Enfin, la jurisprudence ultérieure a progressivement limité la portée de l'arrêt Véron-Réville. Ainsi le Conseil d'État a-t-il limité l'obligation de réintégration sur le poste occupé avant l'éviction illégale à des hypothèses de plus en plus exceptionnelles : les magistrats du siège, en raison de leur inamovibilité (26 octobre 1960, C..., p. 1044), les titulaires d'un emploi unique (1er décembre 1961, B... de B..., n°51481, p. 676, pour l'emploi d'administrateur de la Comédie-Française). De même, le Conseil d'État a-t-il jugé que le successeur d'un agent illégalement évincé avait un droit acquis à sa désignation dès lors que celle-ci n'avait pas été contestée devant le juge (Sect. 26 mai 1950, D..., n°99242, p. 322).

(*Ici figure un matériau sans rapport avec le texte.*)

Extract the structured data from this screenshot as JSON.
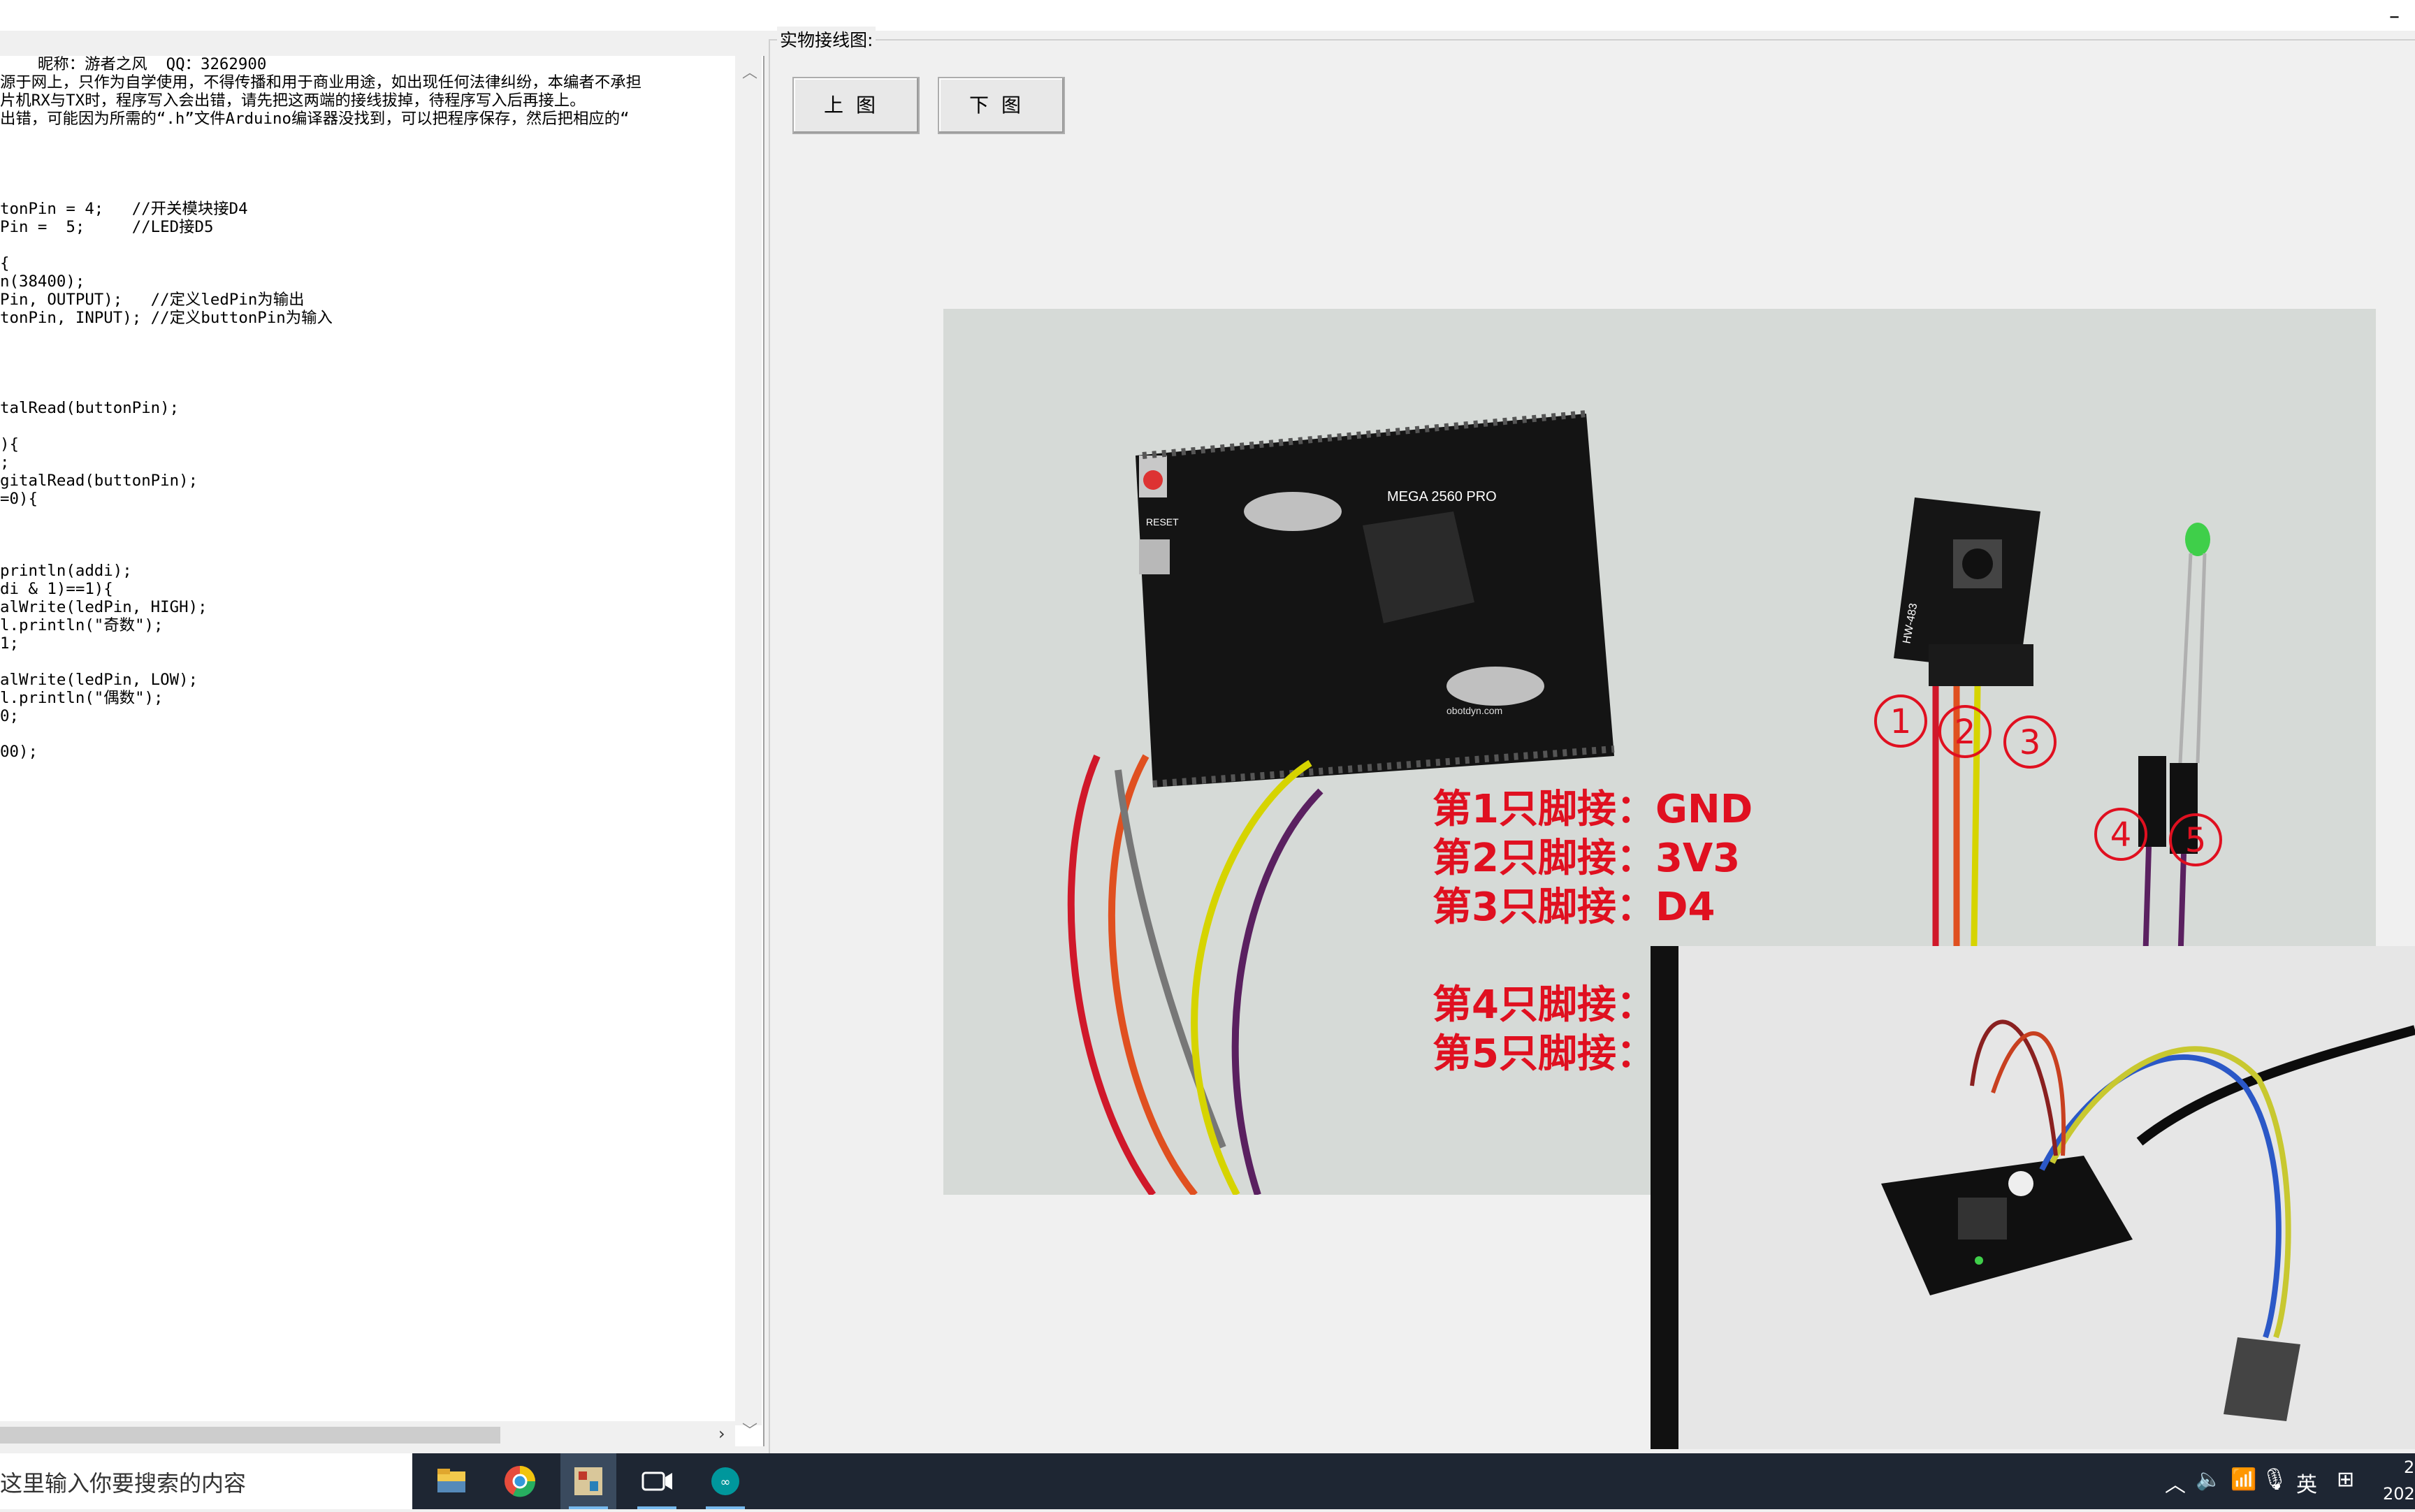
{
  "window": {
    "minimize_glyph": "–"
  },
  "code": {
    "lines": [
      "    昵称：游者之风  QQ：3262900",
      "源于网上，只作为自学使用，不得传播和用于商业用途，如出现任何法律纠纷，本编者不承担",
      "片机RX与TX时，程序写入会出错，请先把这两端的接线拔掉，待程序写入后再接上。",
      "出错，可能因为所需的“.h”文件Arduino编译器没找到，可以把程序保存，然后把相应的“",
      "",
      "",
      "",
      "",
      "tonPin = 4;   //开关模块接D4",
      "Pin =  5;     //LED接D5",
      "",
      "{",
      "n(38400);",
      "Pin, OUTPUT);   //定义ledPin为输出",
      "tonPin, INPUT); //定义buttonPin为输入",
      "",
      "",
      "",
      "",
      "talRead(buttonPin);",
      "",
      "){",
      ";",
      "gitalRead(buttonPin);",
      "=0){",
      "",
      "",
      "",
      "println(addi);",
      "di & 1)==1){",
      "alWrite(ledPin, HIGH);",
      "l.println(\"奇数\");",
      "1;",
      "",
      "alWrite(ledPin, LOW);",
      "l.println(\"偶数\");",
      "0;",
      "",
      "00);"
    ]
  },
  "panel": {
    "title": "实物接线图:",
    "btn_up": "上图",
    "btn_down": "下图"
  },
  "photo1": {
    "circle_labels": [
      "1",
      "2",
      "3",
      "4",
      "5"
    ],
    "pin_lines": [
      "第1只脚接：GND",
      "第2只脚接：3V3",
      "第3只脚接：D4",
      "第4只脚接：",
      "第5只脚接："
    ],
    "board_silkscreen": "MEGA 2560 PRO",
    "reset_label": "RESET",
    "site_label": "obotdyn.com",
    "module_label": "HW-483"
  },
  "taskbar": {
    "search_text": "在这里输入你要搜索的内容",
    "ime": "英",
    "clock_time": "2",
    "clock_date": "202"
  }
}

La loi du 8 février 1995, qui ajoute un article 6-1 à la loi du 16 juillet 1980, autorise désormais le juge à adresser des injonctions à l'administration, ce qui permet de raccourcir la durée du litige en évitant de retourner, en cas de mauvaise exécution par l'administration, devant le juge de l'annulation. Ainsi l'agent illégalement évincé peut-il demander au juge d'enjoindre à l'administration de le réintégrer dans un poste déterminé, lorsque l'annulation prononcée "l'implique nécessairement" ; le juge peut également, à la demande du requérant voire d'office, assortir l'injonction d'une astreinte (voir, par ex., 29 décembre 1995, K..., n°129659, p. 477).